James C Harrold has played a key role in Galway’s artistic life for more than three decades. The retiring City Arts officer reflects on his years working in the county and city, and shares memories of artists, events and places, while also looking to the future.

 

Since 1990 I have been working with the artists, arts organisations, communities and neighbourhoods of Galway; for ten years as City and County Arts Officer, and subsequently specifically in the city. I had returned to Galway from Wexford Arts Centre where I had been Artistic Director, but before that I had spent a lot of time in the West. Every childhood summer was enjoyed in Barna, I went to college here, to UCG, and had worked with Galway Arts Festival, the Arts Centre and Macnas.

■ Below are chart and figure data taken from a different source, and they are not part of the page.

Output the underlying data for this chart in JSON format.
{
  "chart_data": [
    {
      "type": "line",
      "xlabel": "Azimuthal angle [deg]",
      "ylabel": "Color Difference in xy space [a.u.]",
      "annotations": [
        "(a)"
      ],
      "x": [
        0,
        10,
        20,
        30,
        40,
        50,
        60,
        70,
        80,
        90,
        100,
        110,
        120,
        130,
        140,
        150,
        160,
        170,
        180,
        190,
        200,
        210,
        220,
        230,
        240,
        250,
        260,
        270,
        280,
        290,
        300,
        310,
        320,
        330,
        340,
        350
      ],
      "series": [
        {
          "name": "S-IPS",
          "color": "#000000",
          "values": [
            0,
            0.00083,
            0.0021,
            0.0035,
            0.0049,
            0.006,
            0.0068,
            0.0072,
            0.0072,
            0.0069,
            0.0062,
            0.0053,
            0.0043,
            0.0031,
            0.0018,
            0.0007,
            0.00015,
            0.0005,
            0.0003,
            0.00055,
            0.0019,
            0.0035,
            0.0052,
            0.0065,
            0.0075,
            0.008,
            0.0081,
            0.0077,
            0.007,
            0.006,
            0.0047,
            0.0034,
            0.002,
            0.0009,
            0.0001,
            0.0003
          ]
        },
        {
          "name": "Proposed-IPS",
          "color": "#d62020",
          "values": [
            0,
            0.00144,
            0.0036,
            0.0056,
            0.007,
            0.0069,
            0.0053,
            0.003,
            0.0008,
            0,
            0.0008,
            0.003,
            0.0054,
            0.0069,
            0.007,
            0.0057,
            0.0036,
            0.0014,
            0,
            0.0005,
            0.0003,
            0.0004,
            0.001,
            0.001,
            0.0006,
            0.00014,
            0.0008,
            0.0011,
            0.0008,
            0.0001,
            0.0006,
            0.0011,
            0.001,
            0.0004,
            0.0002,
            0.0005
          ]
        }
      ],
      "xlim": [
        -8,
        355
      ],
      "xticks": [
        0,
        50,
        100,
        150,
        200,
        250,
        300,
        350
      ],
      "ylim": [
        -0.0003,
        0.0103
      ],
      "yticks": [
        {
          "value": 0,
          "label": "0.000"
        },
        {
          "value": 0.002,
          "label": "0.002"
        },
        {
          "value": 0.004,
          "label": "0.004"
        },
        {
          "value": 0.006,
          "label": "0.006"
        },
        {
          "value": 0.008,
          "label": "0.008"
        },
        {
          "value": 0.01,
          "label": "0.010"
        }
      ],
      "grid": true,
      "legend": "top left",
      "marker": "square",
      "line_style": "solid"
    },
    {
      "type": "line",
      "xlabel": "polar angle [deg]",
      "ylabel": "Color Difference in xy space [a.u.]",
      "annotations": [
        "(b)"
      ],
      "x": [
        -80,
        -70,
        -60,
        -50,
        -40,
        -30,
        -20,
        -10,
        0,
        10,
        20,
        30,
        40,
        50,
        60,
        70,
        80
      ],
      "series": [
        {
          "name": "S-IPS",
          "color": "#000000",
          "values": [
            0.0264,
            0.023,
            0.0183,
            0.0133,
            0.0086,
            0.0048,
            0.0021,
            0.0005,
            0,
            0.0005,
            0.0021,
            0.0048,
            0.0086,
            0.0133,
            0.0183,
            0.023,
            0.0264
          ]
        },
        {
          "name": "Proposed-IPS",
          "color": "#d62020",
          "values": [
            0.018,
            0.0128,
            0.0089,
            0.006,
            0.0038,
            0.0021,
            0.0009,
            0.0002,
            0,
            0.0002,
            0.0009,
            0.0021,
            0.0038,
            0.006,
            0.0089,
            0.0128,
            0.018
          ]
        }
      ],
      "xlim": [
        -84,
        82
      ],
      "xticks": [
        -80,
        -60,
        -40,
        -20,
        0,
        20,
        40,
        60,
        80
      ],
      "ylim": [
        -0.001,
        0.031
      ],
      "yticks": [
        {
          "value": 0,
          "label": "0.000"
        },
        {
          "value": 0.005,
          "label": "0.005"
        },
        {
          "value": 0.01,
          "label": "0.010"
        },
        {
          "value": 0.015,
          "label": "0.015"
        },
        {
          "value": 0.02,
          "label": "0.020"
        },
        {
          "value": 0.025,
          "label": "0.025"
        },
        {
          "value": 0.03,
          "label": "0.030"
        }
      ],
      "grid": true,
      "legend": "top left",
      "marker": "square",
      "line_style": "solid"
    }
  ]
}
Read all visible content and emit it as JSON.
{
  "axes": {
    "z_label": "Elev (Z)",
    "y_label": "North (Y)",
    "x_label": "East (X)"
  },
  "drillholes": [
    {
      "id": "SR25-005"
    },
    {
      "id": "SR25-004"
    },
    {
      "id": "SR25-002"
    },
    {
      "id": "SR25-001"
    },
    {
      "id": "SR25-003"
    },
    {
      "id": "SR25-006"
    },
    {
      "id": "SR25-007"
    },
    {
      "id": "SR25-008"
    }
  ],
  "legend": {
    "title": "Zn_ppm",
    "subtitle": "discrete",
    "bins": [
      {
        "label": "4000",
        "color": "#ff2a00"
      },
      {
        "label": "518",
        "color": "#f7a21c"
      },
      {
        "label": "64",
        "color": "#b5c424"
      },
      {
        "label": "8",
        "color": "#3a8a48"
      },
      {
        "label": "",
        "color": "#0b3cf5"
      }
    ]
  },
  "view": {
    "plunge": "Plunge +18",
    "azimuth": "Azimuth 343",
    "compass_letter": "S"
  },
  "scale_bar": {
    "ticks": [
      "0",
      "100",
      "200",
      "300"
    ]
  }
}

My romantic and adoring view of Galway originated in early-years visits to Kennys’ with my bibliophile father, or to Charles Lamb’s studio in Carraroe, or to my mother’s family in musical Belclare at the foot of Knockma.

‘Galway is a paradise,’ I stated firmly in a newspaper profile to mark my appointment.

I was one of the first of the new Local Authority Arts Officers, co-funded by the Arts Council with a brief to develop local arts.

Based in possibly Ireland’s oldest prefab at the back of the County Buildings in Prospect Hill, a handy base to explore from, create and curate projects, networks and funding opportunities, I was tasked to advise and assist the city and county in policy, programming and grant aid. My dear friend and college colleague Michael Diskin had returned to Galway on the same day, February 19th.

For the next 22 years, with Mike from 1994 ensconced in the Town Hall Theatre we met two or three times a week. Back in the ‘80s we had been inspired by Ollie Jennings and Páraic Breathnach, who had laid the foundations for so much of Galway’s creative reputation. We were following in their mighty footsteps and developing our own pathways too.

Early forays into the county involved bringing Little John Nee to the towns and villages every weekend that summer. His children’s shows, mainly open-air in the little market squares of east and north Galway opened conversations that are continuing still.